A year ago the boys started asking about our dog. How old is Bruiser?
Hmmmm, let’s see, he’s like… um, er, silently count in my head…oh gosh, he’s about 10 years old. What is that? 70 years in dog lives?
For months the conversation about getting another puppy surfaced and resurfaced. Maybe it has something to do with my husband being scarred from losing his childhood dog, Fluffy. Maybe Bruiser will enjoy having a buddy and when he’s no longer with us, the transition will be easier on the boys. Maybe we’re plain crazy.
Then last Tuesday evening, I heard the screen door open and shut and Bry came into the kitchen as I was cutting avocados and I started sharing about the day when I spied this curious head bobbing up and down from the inside of Bry’s messenger bag.
might have screamed.
And after the boys joined the commotion and we let Mr. Shitzu Maltese jump and sniff and explore his new surroundings, by habit, I reached for my phone to take and post a picture.
Bry’s words invited me to pause. Do you mind waiting a bit? Let’s just enjoy him for now.
Honestly, I was a bit miffed. Wait? Why?
But wait I did.
And something sweet happened that first night with our new puppy. We were present to enjoy him. To be free of distractions or the desire to check our phones. Instead we let Bruiser show him the ropes, and watched our boys carry him around and take him to the backyard every other second and clap loudly when he went potty. We heard them throw out funny names and laugh as the pup ran down the hallway, his tiny back legs going faster than his front ones, so that he suddenly found himself facing backwards. That first night was pure comedy as we soaked this little guy up without interruption or the desire to be anywhere other than present to the newness of him.

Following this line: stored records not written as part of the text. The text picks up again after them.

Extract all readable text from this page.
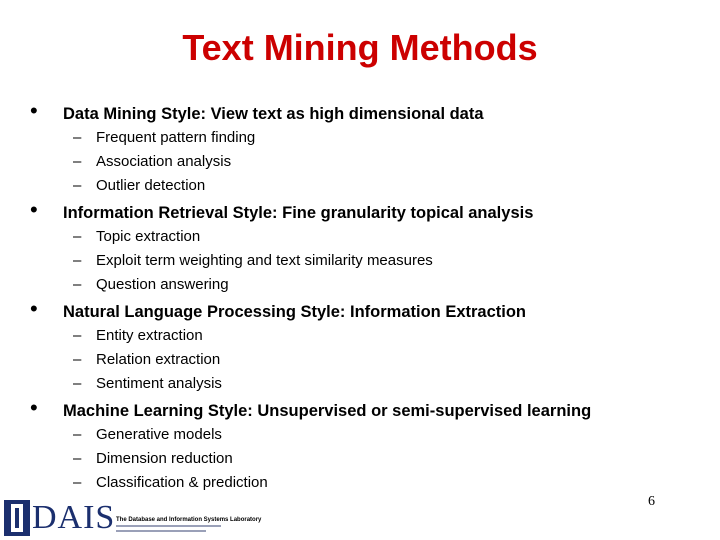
Text Mining Methods
• Data Mining Style: View text as high dimensional data
– Frequent pattern finding
– Association analysis
– Outlier detection
• Information Retrieval Style: Fine granularity topical analysis
– Topic extraction
– Exploit term weighting and text similarity measures
– Question answering
• Natural Language Processing Style: Information Extraction
– Entity extraction
– Relation extraction
– Sentiment analysis
• Machine Learning Style: Unsupervised or semi-supervised learning
– Generative models
– Dimension reduction
– Classification & prediction
6
DAIS The Database and Information Systems Laboratory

And one night turned into a week and now Teddy has etched himself into our hearts and it feels like he’s always been here, scampering down the hall, playing with Bruiser’s tail, stealing our socks, cocking his head at the wind, and running to greet the boys from school.
I’m acutely aware at my tendency to post instant social media show-and-tell, my intent to share fun news, but what can happen is that the post can become more of the focus than the actual moment. And how am I to enjoy a complete moment if I’m not fully present to it?
Do you experience this, too? Do you find yourself posting pictures in real time? What would it look like to wait? To bask in this second? To remember this feeling? To notice this special occasion long enough to frame it in a memory? This last week has taught me a silly lesson in delayed gratification, one in being present to what’s actually going on and sitting in it above the desire to share it with the world. And in doing so, I am more fulfilled, less distracted, and thankful for the silliest of moments.
Especially when smothered in puppy kisses from Teddy.
Cheers to enjoying moments today, Friend.
** And, to my book-loving peeps, any guesses on what book character Teddy is named after?